My favorite Scully call came when an injured Kirk Gibson pinch-hit in the first game of the 1988 World Series and hit a game winning two-run home run off of all-star pitcher Dennis Eckersley with two outs in the bottom of the ninth inning. The call was outstanding, but when I learned what was behind Gibson’s ability to focus on a certain pitch location, it cemented it as one of my favorite baseball viewing moments.
My high school coach Mel Didier (then living in Texas), a long-time major league scout and executive, was working for the Dodgers in 1988, and was assigned scouting all
American League teams as they came through Texas to play the Rangers. His job, note any tendencies that could be used to the Dodgers’ advantage if the Dodgers made post-season play.
Well, “Coach Didier” noticed that Eckersley invariably threw a backup slider almost every time he got in a jam and had a 3-2 count on the hitter. Gibson, suffering with a pulled left hamstring and a right knee sprain, limped to the plate to face Eckersley. Score, 4-3 Oakland, two outs, Mike Davis on first.
Gibson (left hand hitter) was not able to push off his back leg, nor land on his front leg without pain. He fouled back the first pitch, almost falling down. He fouled off the second pitch, an outside toss. On the third pitch, Gibson hit a slow dribbler down the first base line. The next pitch was a ball and Davis was almost caught off first when A’s catcher Ron Hassey made a snap-throw to first baseman Mark McGuire.
Davis tried to steal second on the next pitch, but Gibson fouled it off. The next pitch was
high and outside, 2 and 2. Davis took off on the next pitch, a high ball, and Hassey bobbled the ball (Gibson almost stumbled into him as he prepared to throw).
Well, enter the Didier scouting report that was given in the Dodgers lockeroom before the game. Three ball, two strikes, runner on second, two outs, bottom of the ninth. Scully is describing it In the booth, and Didier’s words are echoing in Gibson’s head. Gibson gets in the batter’s box, then steps out to focus, visualize a back-up slider coming his way. Eckersley delivered the pitch and Gibson swung where he figured the back-up slider would cross the plate.
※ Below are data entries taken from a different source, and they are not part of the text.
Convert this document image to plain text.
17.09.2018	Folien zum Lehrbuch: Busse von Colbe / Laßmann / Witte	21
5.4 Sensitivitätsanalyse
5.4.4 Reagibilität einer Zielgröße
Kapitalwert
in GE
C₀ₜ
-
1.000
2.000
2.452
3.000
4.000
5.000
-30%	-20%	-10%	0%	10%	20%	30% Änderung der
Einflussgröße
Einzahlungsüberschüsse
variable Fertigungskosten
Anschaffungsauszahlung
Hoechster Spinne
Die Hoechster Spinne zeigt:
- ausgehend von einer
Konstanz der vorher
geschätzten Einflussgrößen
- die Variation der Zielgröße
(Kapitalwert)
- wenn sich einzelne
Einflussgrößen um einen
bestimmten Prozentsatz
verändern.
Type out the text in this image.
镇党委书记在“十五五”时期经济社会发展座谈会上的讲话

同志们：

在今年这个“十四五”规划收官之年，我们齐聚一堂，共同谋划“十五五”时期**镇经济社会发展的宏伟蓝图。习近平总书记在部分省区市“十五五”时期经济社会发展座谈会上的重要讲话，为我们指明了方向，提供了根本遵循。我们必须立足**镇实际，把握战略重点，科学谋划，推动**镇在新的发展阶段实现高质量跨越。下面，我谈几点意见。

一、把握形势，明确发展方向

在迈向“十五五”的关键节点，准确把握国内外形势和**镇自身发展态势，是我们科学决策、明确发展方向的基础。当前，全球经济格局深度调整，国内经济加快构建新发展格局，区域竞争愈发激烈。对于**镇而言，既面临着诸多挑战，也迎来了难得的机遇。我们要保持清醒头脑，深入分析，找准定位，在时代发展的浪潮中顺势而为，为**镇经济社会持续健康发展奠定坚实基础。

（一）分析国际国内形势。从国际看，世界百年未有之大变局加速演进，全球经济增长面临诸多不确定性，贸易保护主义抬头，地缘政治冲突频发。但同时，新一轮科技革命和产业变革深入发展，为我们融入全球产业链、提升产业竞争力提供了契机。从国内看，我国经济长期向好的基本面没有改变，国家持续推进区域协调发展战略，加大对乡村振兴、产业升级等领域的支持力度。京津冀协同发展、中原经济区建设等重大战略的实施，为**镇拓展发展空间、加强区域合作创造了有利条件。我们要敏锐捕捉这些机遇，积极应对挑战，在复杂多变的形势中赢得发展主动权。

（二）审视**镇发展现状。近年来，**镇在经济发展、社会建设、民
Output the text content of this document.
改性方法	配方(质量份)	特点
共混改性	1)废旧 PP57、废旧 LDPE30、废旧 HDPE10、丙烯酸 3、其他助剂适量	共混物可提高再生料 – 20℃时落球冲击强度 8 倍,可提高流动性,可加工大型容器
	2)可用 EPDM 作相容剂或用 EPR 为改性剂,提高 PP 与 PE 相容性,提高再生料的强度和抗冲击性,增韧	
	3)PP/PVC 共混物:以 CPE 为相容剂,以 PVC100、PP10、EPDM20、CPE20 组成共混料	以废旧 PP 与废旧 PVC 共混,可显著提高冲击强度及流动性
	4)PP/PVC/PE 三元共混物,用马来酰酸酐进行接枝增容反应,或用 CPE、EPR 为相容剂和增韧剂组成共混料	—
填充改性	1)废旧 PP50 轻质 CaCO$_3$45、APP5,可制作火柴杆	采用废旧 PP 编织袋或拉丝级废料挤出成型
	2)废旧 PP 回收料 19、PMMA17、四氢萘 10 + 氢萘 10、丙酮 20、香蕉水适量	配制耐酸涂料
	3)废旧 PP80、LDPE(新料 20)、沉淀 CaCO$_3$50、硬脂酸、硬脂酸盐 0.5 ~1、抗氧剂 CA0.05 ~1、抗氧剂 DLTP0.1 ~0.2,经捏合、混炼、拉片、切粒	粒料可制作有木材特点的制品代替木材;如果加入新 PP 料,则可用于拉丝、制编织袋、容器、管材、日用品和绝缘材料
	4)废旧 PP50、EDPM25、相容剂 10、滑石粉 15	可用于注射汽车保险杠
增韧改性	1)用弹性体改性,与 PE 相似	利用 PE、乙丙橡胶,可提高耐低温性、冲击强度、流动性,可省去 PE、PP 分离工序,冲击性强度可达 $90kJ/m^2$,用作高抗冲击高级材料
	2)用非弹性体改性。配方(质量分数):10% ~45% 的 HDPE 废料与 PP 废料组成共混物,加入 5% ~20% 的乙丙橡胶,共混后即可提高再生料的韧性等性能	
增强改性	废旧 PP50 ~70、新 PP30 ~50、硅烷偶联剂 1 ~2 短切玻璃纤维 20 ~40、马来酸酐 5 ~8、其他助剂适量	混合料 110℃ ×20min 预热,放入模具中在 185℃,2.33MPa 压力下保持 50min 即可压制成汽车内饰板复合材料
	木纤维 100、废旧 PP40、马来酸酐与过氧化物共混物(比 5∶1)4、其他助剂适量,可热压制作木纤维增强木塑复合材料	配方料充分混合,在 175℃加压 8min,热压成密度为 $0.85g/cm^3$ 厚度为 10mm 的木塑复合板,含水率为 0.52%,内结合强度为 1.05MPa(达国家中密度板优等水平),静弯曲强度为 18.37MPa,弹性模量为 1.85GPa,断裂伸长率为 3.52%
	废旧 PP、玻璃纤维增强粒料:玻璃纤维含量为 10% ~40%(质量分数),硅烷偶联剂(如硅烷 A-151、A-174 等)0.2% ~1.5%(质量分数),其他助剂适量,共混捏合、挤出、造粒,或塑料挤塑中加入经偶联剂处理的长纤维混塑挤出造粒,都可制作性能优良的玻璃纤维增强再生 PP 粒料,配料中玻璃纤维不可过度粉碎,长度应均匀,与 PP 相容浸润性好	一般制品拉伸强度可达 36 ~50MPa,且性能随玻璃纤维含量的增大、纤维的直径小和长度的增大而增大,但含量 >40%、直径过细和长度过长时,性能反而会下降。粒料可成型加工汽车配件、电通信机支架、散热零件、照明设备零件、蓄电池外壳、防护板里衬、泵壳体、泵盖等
Scully’s description said it all, and showing his professionalism, he let sound and picture tell the story for him as Gibson limped around the bases, Dodgers. 5-4 winners, Game one, 1988 World Series.
“High fly ball to right field, she is gone”. Scully did not speak again until Gibson had been mobbed at home plate by his teammates and manager Lasorda, and all were headed back to a celebrating clubhouse.
That pause, and the following, were Scully at his finest. “In a year that has been so improbable, the impossible has happened”!
Scully had a unique perspective on baseball—-even though it was almost entirely derived from his time in the press box. He did not attend a baseball game as a spectator until 2004 when he went to Boston with Dodgers owner Frank McCourt for a
Red Sox game. He did not attend as a spectator again until 2010 when he made another trip to Boston with McCourt. Guess he felt he would catch himself sitting in the stands describing all of the action!
Some of his famous quotes: “Losing feels worse than winning feels good”. “Good is not good when better is expected”. “The charm about baseball is everyone has played it in some form. Everyone relates to it”. “Statistics are used much like a drunk uses a lamp post: for support, not illumination”.
For years he quoted this, “Some people die twice, once when they retire, and again when they actually pass away. Fear of the first one is a big incentive for me to keep working”.
It was good to see him surrounded by his second wife, his four children, two step-children, 16 grandchildren, and two great-grandchildren Sunday in San Francisco as he turned off the microphone for the last time.
He became hooked on baseball that October day in 1936. How poetic that his last broadcast came on October 2, 2016, eighty years to the day after spotting that Yankees-Giants score in that storefront window.